Tal vez por ello frené la lectura de la novela rumana y a los pocos días encontré El estrecho…, quizá un cambio genérico me pudiera recomponer de uno de mis miedos más íntimos, más profundos. Pero no, no fue así. El diálogo entre libros siempre resulta interesante, y más cuando somos nosotros lectores el medio, como el espiritista que conecta a esos dos universos aislados entre dos tapas y quizá separados por varios libros o libreros. 

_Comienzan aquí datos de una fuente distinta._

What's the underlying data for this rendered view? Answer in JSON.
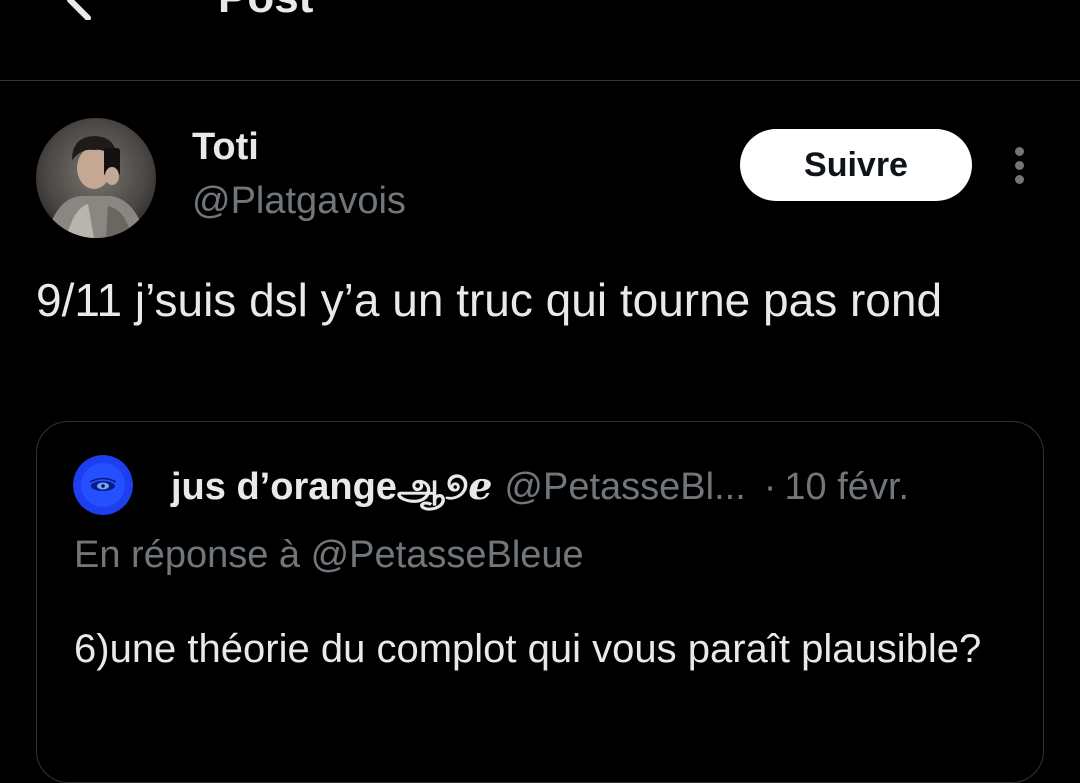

En este sentido la ucronía es un refugio de la realidad implacable. Todos somos autores de ucronías, de tiempos que no tienen lugar y donde deseamos existir. Es ahí cuando la noción de existencia se vuelve más temporal, no tanto física, no tanto espacial. Queremos retroceder el tiempo y decir ese “te quiero” que se quedó atorado entre las redes de la incomprensión del momento, o gritar el “lo siento” que nuestro orgullo reprimió, o simplemente no decir nada, dejar que todo pase y nos dé la idea que la pasividad hubiera sido lo mejor. Queremos cambiar cosas del pasado que nos afecten en el presente, parece importarnos muy poco el futuro. 

Creo que la literatura es más ucrónica que cualquiera de sus otras hermanas, hablando de alteraciones de la realidad. En ella se afecta en mayor o menor medida el tiempo, como si los personajes de Victor Hugo afectaran mínimamente su mundo, su París, pero no el nuestro ni nuestra percepción, porque sus acciones no implicaron algo de proporciones importantes para desestabilizar la historia. Toda obra literaria debiera tener ese pacto de ficción donde aceptemos como reales los sucesos que nos cuentan, pero siempre regresando a este lado del espejo, para no terminar como el Quijote o Madame Bovary. ¿Pero por qué no quedarnos allá? ¿Por qué no rebelarnos contra la muerte? Y sé lo absurdo que les puede parecer esto, pero acaso como lo pinta Carrère a este acto de rebeldía y como lo plantea Cartarescu: no será la literatura la respuesta para dejar la utopía y quizá aceptar la ucronía como algo más palpable y que nos envuelve a todxs.

“¿Para qué servía la utopía?” se preguntaba Galeano, y se respondía que para avanzar, aunque nunca se alcance. “¿Para qué sirve la ucronía?” me pregunto yo. ¿Por qué dedicar un libro a esos cambios temporales en la historia llenos de miedo, de curiosidad malsana, o de nostalgia por lo no sido? ¿Para qué sirve la ucronía? Sirve para estar y, ni modo, aceptar la realidad. Nadie puede responder las preguntas que nos plantea Solenoide, pero sí podemos cruzar el estrecho de Bering. Llega el tren, y es momento de seguir por Rumania. Nos estamos leyendo.